As an income investor, few things worry me more than a big dividend cut.
Aside from the lost income, Mr. Market doesn’t take too kindly to it. After a company slashes its payout, fed-up investors typically sell their shares in droves. Of course, this can also lead to attractive bargain opportunities for those sitting on the sidelines.
Well, CI Financial (TSX:CIX) might be one of those value opportunities. Shares of the asset management giant are down about 7% after significantly slashing its dividend on Thursday. But there’s good reason not to freak out.
Let me explain.
First, the details: up until Thursday, CI was paying an annualized dividend of $1.41. But now, it’ll only be paying an annual rate of $0.72 — nearly a 50% haircut.

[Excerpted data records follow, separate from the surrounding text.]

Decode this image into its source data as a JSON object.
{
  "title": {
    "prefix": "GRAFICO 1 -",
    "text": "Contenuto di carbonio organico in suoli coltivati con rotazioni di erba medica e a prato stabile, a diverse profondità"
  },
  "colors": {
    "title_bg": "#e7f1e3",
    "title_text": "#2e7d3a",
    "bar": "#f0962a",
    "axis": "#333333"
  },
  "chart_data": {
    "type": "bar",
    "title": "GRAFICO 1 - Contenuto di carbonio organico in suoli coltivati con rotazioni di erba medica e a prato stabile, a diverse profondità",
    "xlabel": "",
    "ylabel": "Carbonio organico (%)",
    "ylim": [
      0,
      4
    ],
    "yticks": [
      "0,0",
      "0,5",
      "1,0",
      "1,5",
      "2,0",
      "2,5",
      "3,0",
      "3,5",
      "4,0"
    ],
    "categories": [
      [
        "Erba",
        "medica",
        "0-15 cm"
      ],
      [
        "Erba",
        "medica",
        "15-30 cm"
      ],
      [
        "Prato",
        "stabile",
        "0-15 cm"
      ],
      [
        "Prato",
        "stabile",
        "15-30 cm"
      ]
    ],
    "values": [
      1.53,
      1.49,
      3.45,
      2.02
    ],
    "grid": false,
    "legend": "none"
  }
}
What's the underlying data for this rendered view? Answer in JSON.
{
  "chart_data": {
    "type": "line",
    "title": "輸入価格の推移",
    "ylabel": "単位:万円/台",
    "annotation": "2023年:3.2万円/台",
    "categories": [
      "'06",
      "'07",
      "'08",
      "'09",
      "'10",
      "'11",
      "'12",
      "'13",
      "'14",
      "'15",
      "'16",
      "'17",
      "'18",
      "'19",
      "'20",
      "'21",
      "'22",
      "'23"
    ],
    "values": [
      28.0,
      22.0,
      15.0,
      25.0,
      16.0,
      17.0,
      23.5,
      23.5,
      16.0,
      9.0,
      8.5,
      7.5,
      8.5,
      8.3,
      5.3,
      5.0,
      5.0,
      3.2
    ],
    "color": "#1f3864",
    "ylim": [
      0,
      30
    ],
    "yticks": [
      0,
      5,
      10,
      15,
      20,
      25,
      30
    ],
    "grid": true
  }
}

It will be paid quarterly over the next six quarters.
So, why did management make this move? Well, there are two reasons.
First, it boosts CI’s financial flexibility — something the company desperately needs in today’s wealth management space. The company continues to struggle with net outflows — investors pulling their money from CI’s mutual funds — due to weak performance and the rising popularity of passive-investing vehicles. In Q2, average assets under management dropped yet again — $139.5 billion vs. $141.9 billion in Q1.
But here’s the main reason for the dividend slash: it allows CI to buy back its undervalued shares. In fact, management thinks the stock is so cheap that it’s committing $1 billion to share repurchases over the next 12-18 months.
“With this change, we will have increased flexibility to invest our free cash flow in the best available opportunities to the benefit of our company and its shareholders,” said CEO Peter Anderson. “Today, we strongly believe that the best use of free cash flow is to aggressively buy back CI shares because they offer such compelling value. Each share bought back is accretive to earnings.”
Despite the headwinds, CI still generates boatloads of cash. In the first six months, free cash flow has already reached a record $330 million. So, when you combine that high level of cash flow with CI’s beaten-down stock, it’s tough to argue with management’s reasoning:
Remember, Fools: when compared to dividends, buybacks are more flexible for management and taxed more favourably for us. But they really only make sense for a company when its shares are undervalued.
In the past, CI has returned the majority of its free cash flow through a combo of dividends and share repurchases. As long as that doesn’t change (CI says that it won’t), tilting the mix towards buybacks at this time seems prudent.
The Foolish bottom line
CI continues to face strong headwinds. But given its heavy cash flow generation, depressed stock price, and still-decent dividend (it yields about 3.3% at current levels), I’d give management the benefit of the doubt — for now.